The first thing I needed to find out, is the name of the toolkit doing this: So it’s Compiz.
First, install the Compiz Configuration Setting Manager
# yum install ccsm
It now appears in System > Preferences (as Compiz Configuration Setting Manager).
The next issue is that the settings are ignored. This is because compiz is executed with the gconf plugin by /usr/bin/compiz-gtk, which is what the Gnome environment runs.
So following one of the comments in this bug report, edit /usr/bin/compiz-gtk so that the runCompiz function in the file’s beginning says:
exec compiz --ignore-desktop-hints glib ccp $@
And to get this launched, go to System > Preferences > Desktop effects, turn off the effects and turn them on again (choose “standard” and then “compiz” again). Note that the preferences in the Desktop effect are now ignored, and the ones chosen in Compiz Configuration Setting Manager are used instead. But hey, this is what I wanted in the first place.

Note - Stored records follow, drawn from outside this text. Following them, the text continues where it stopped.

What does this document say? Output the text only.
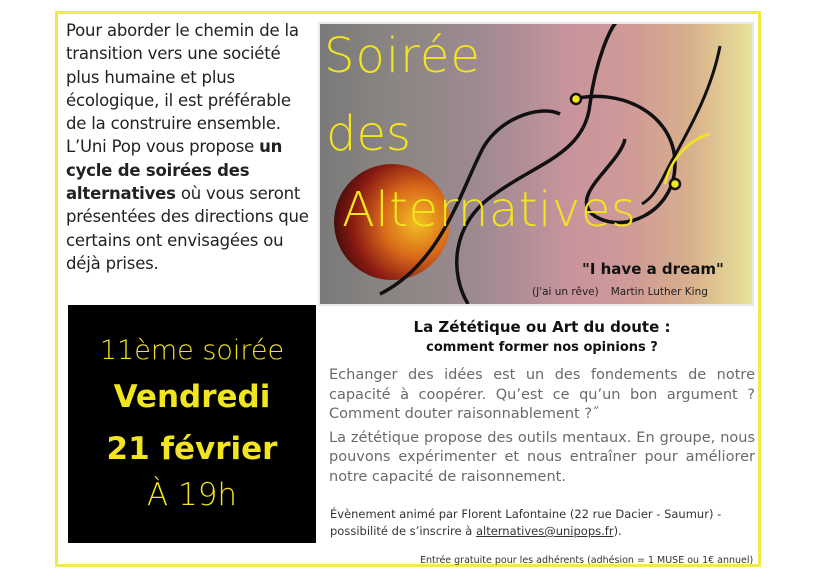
Pour aborder le chemin de la transition vers une société plus humaine et plus écologique, il est préférable de la construire ensemble. L’Uni Pop vous propose un cycle de soirées des alternatives où vous seront présentées des directions que certains ont envisagées ou déjà prises.
Soirée
des
Alternatives
"I have a dream"
(J'ai un rêve) Martin Luther King
11ème soirée
Vendredi
21 février
À 19h
La Zététique ou Art du doute :
comment former nos opinions ?

Echanger des idées est un des fondements de notre capacité à coopérer. Qu’est ce qu’un bon argument ? Comment douter raisonnablement ?˝

La zététique propose des outils mentaux. En groupe, nous pouvons expérimenter et nous entraîner pour améliorer notre capacité de raisonnement.

Évènement animé par Florent Lafontaine (22 rue Dacier - Saumur) - possibilité de s’inscrire à alternatives@unipops.fr).
Entrée gratuite pour les adhérents (adhésion = 1 MUSE ou 1€ annuel)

In particular, I moved the “hot corner” to the bottom left, which I hit by accident much less. This is done in Compiz Configuration Setting Manager > Window Management > Application Switcher > Scale > Initiate Window Picker. Maybe I should exchange this with a keystroke instead.
When compiz crashes
That’s an ugly one. The windows lose their window manager frames, so they can’t be moved. Navigating between windows is impossible or difficult. The trick is to get compiz up and running without messing things up too much.
Quick solution. Use CTRL-ALT-F3 to get a plain textual console, log in, and type:
$ compiz --display :0 --ignore-desktop-hints glib ccp --replace &
Note that ampersand at the end. It’s a bad idea to have compiz running in the foreground (even worse to stop it).
This should be an alias, as a matter of fact. The –display flag is redundant if the command is issued from a shell window (as opposed to the text console).
The –replace flag is most likely not necessary (since compiz has crashed anyhow), but it doesn’t hurt.